I also read a good quote a while back. Went something along the lines of:-
"We are the biggest lenders to banks."
Unfortunately for us we cant set our own interest rates, effectively the money we have in our accounts is what they use to lend out to others, although its always sat there. Yet they give us 0.1% interest but charge us silly % for mortgages, loans, CC etc.. If everyone withdrew there money from there accounts, paid everything by post and got paid there wages in cash, I bet the banks wisen up.
I think there is a difference here mate of the 2 types.
Banks use our money that we deposit in our accounts to lend out money to other customers in the form of unsecured bank loans. They use our money in order to lend to other people at a higher rate of interest in doing so like you have said they give us a certain percentage back in the interest but more often than not its a very small amount.

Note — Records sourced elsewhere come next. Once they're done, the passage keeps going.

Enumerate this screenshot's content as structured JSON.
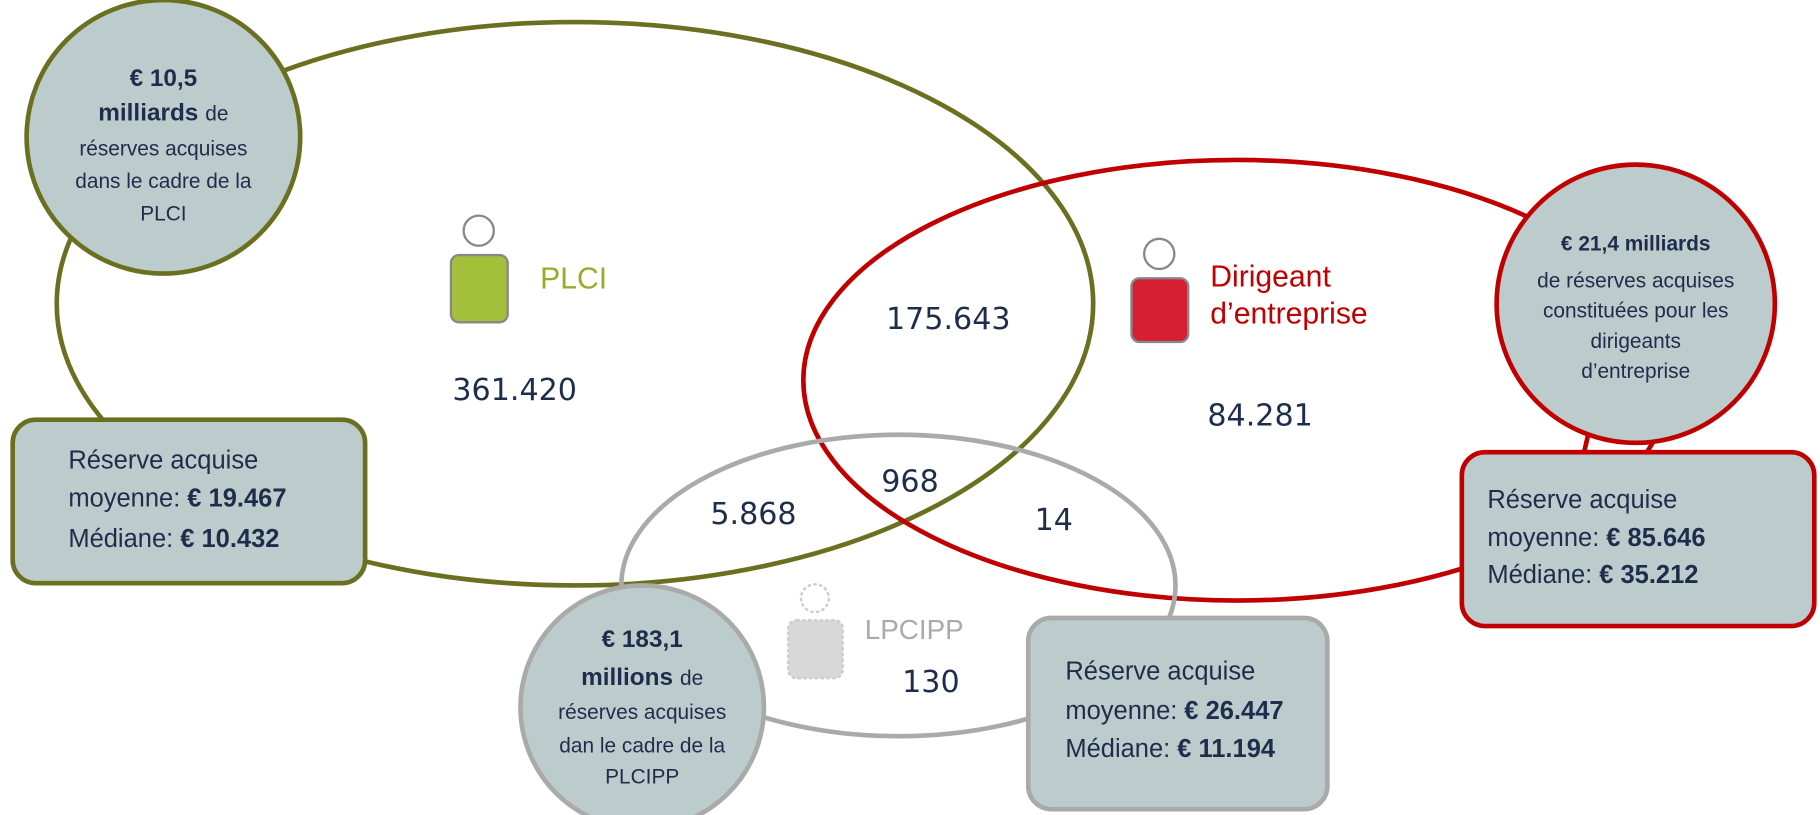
{
  "sets": [
    {
      "label": [
        "PLCI"
      ]
    },
    {
      "label": [
        "Dirigeant",
        "d’entreprise"
      ]
    },
    {
      "label": [
        "LPCIPP"
      ]
    }
  ],
  "regions": [
    {
      "count": "361.420"
    },
    {
      "count": "175.643"
    },
    {
      "count": "84.281"
    },
    {
      "count": "5.868"
    },
    {
      "count": "968"
    },
    {
      "count": "14"
    },
    {
      "count": "130"
    }
  ],
  "callouts": [
    {
      "lines": [
        [
          {
            "text": "€ 10,5",
            "bold": true
          }
        ],
        [
          {
            "text": "milliards",
            "bold": true
          },
          {
            "text": "de",
            "bold": false
          }
        ],
        [
          {
            "text": "réserves acquises",
            "bold": false
          }
        ],
        [
          {
            "text": "dans le cadre de la",
            "bold": false
          }
        ],
        [
          {
            "text": "PLCI",
            "bold": false
          }
        ]
      ]
    },
    {
      "lines": [
        [
          {
            "text": "€ 21,4 milliards",
            "bold": true
          }
        ],
        [
          {
            "text": "de réserves acquises",
            "bold": false
          }
        ],
        [
          {
            "text": "constituées pour les",
            "bold": false
          }
        ],
        [
          {
            "text": "dirigeants",
            "bold": false
          }
        ],
        [
          {
            "text": "d’entreprise",
            "bold": false
          }
        ]
      ]
    },
    {
      "lines": [
        [
          {
            "text": "€ 183,1",
            "bold": true
          }
        ],
        [
          {
            "text": "millions",
            "bold": true
          },
          {
            "text": "de",
            "bold": false
          }
        ],
        [
          {
            "text": "réserves acquises",
            "bold": false
          }
        ],
        [
          {
            "text": "dan le cadre de la",
            "bold": false
          }
        ],
        [
          {
            "text": "PLCIPP",
            "bold": false
          }
        ]
      ]
    }
  ],
  "boxes": [
    {
      "title": "Réserve acquise",
      "mean_label": "moyenne:",
      "mean": "€ 19.467",
      "median_label": "Médiane:",
      "median": "€ 10.432"
    },
    {
      "title": "Réserve acquise",
      "mean_label": "moyenne:",
      "mean": "€ 85.646",
      "median_label": "Médiane:",
      "median": "€ 35.212"
    },
    {
      "title": "Réserve acquise",
      "mean_label": "moyenne:",
      "mean": "€ 26.447",
      "median_label": "Médiane:",
      "median": "€ 11.194"
    }
  ]
}
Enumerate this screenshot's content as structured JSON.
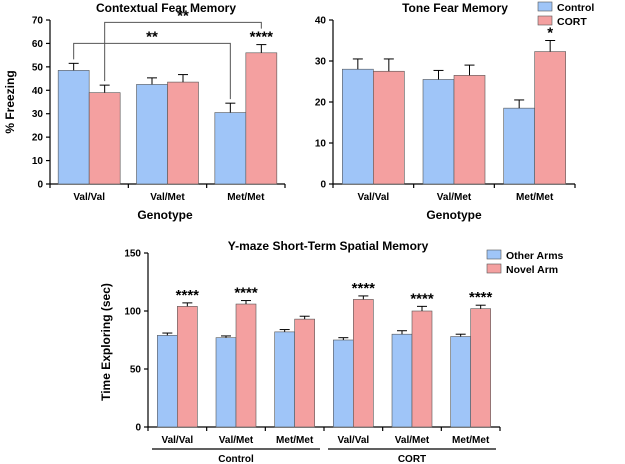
{
  "colors": {
    "control": "#9fc5f8",
    "cort": "#f4a0a0",
    "bar_edge": "#555555",
    "error": "#000000"
  },
  "chart_data": [
    {
      "id": "contextual",
      "type": "bar",
      "title": "Contextual Fear Memory",
      "xlabel": "Genotype",
      "ylabel": "% Freezing",
      "ylim": [
        0,
        70
      ],
      "yticks": [
        0,
        10,
        20,
        30,
        40,
        50,
        60,
        70
      ],
      "categories": [
        "Val/Val",
        "Val/Met",
        "Met/Met"
      ],
      "series": [
        {
          "name": "Control",
          "values": [
            48.5,
            42.5,
            30.5
          ],
          "errors": [
            3.0,
            2.8,
            4.0
          ]
        },
        {
          "name": "CORT",
          "values": [
            39.0,
            43.5,
            56.0
          ],
          "errors": [
            3.2,
            3.2,
            3.5
          ]
        }
      ],
      "annotations": [
        {
          "category": 2,
          "series": 1,
          "text": "****"
        }
      ],
      "brackets": [
        {
          "text": "**",
          "from": [
            0,
            0
          ],
          "to": [
            2,
            0
          ],
          "y": 60
        },
        {
          "text": "**",
          "from": [
            0,
            1
          ],
          "to": [
            2,
            1
          ],
          "y": 69
        }
      ]
    },
    {
      "id": "tone",
      "type": "bar",
      "title": "Tone Fear Memory",
      "xlabel": "Genotype",
      "ylabel": "",
      "ylim": [
        0,
        40
      ],
      "yticks": [
        0,
        10,
        20,
        30,
        40
      ],
      "categories": [
        "Val/Val",
        "Val/Met",
        "Met/Met"
      ],
      "legend": [
        "Control",
        "CORT"
      ],
      "series": [
        {
          "name": "Control",
          "values": [
            28.0,
            25.5,
            18.5
          ],
          "errors": [
            2.5,
            2.2,
            2.0
          ]
        },
        {
          "name": "CORT",
          "values": [
            27.5,
            26.5,
            32.3
          ],
          "errors": [
            3.0,
            2.5,
            2.7
          ]
        }
      ],
      "annotations": [
        {
          "category": 2,
          "series": 1,
          "text": "*"
        }
      ],
      "brackets": []
    },
    {
      "id": "ymaze",
      "type": "bar",
      "title": "Y-maze Short-Term Spatial  Memory",
      "xlabel": "",
      "ylabel": "Time Exploring (sec)",
      "ylim": [
        0,
        150
      ],
      "yticks": [
        0,
        50,
        100,
        150
      ],
      "categories": [
        "Val/Val",
        "Val/Met",
        "Met/Met",
        "Val/Val",
        "Val/Met",
        "Met/Met"
      ],
      "groups": [
        {
          "label": "Control",
          "categories": [
            0,
            1,
            2
          ]
        },
        {
          "label": "CORT",
          "categories": [
            3,
            4,
            5
          ]
        }
      ],
      "legend": [
        "Other Arms",
        "Novel Arm"
      ],
      "series": [
        {
          "name": "Other Arms",
          "values": [
            79,
            77,
            82,
            75,
            80,
            78
          ],
          "errors": [
            2,
            1.5,
            2,
            2,
            3,
            2
          ]
        },
        {
          "name": "Novel Arm",
          "values": [
            104,
            106,
            93,
            110,
            100,
            102
          ],
          "errors": [
            3,
            3,
            2.5,
            3,
            4,
            3
          ]
        }
      ],
      "annotations": [
        {
          "category": 0,
          "series": 1,
          "text": "****"
        },
        {
          "category": 1,
          "series": 1,
          "text": "****"
        },
        {
          "category": 3,
          "series": 1,
          "text": "****"
        },
        {
          "category": 4,
          "series": 1,
          "text": "****"
        },
        {
          "category": 5,
          "series": 1,
          "text": "****"
        }
      ],
      "brackets": []
    }
  ]
}
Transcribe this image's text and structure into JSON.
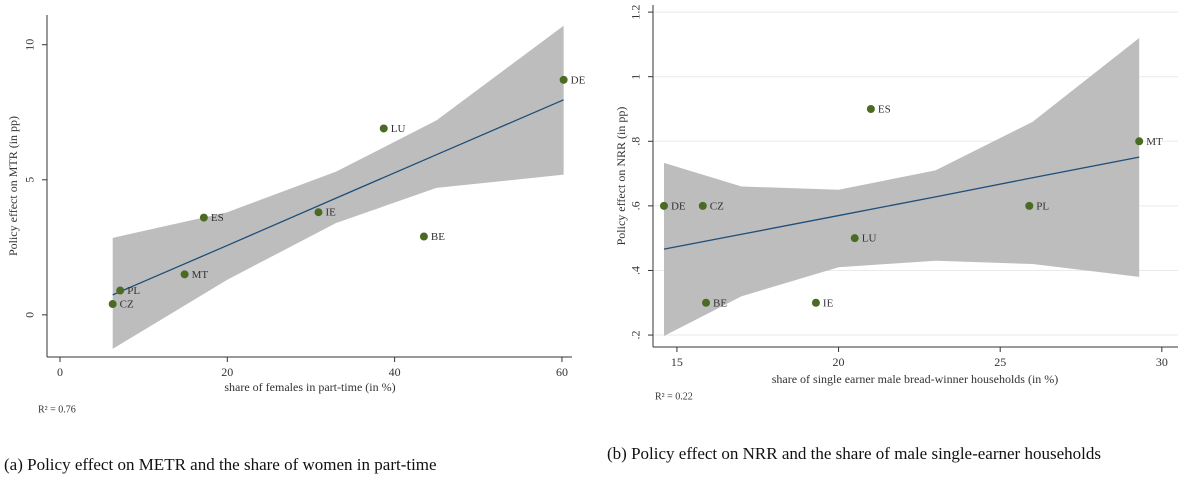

The second type is where lenders such as Nationwide, Royal Bank Of Scotland, A&L, C&G etc etc lender from the Bank of England. The bank of england sets out what is known an the 'Bank of England Base Rate' as people are aware this forms the basis for which lenders lender money from the Bank of England in order to lend out Mortgage loans.
Now currently the bank of England Base rate is currently 5% so money is lent to these lenders in the form of a loan, sometimes the rate at which the Bank of England lends the money to these lenders also know as 'Libor' is lower than that of the 5%.
This is where most rates are formed when taking out mortgages as you will have Tracker rate, Discount rates, Libor Linked, Fixed SVR (Standard Variable Rates) these are all the different rates which really are formed from the bank of England base rate. Each product has different features which compliment them and have advantages as well as disadvantages.
The base rate forms the basis really for all the products that are offered by the lenders this in turn also effects the mortgage market as higher rates do not make it financially attractive to the first time buyer in for example the current market conditions.
I think majority of the panic in the current housing slump is down to people not accepting the fact that prices of houses can fall and so are therefore not selling as they still think they can achieve the same price as their original valuation. Once they find that the property has fallen in equity they simply dont want to sell and accept the fact.
People are renting out there properties to ride out the property slump.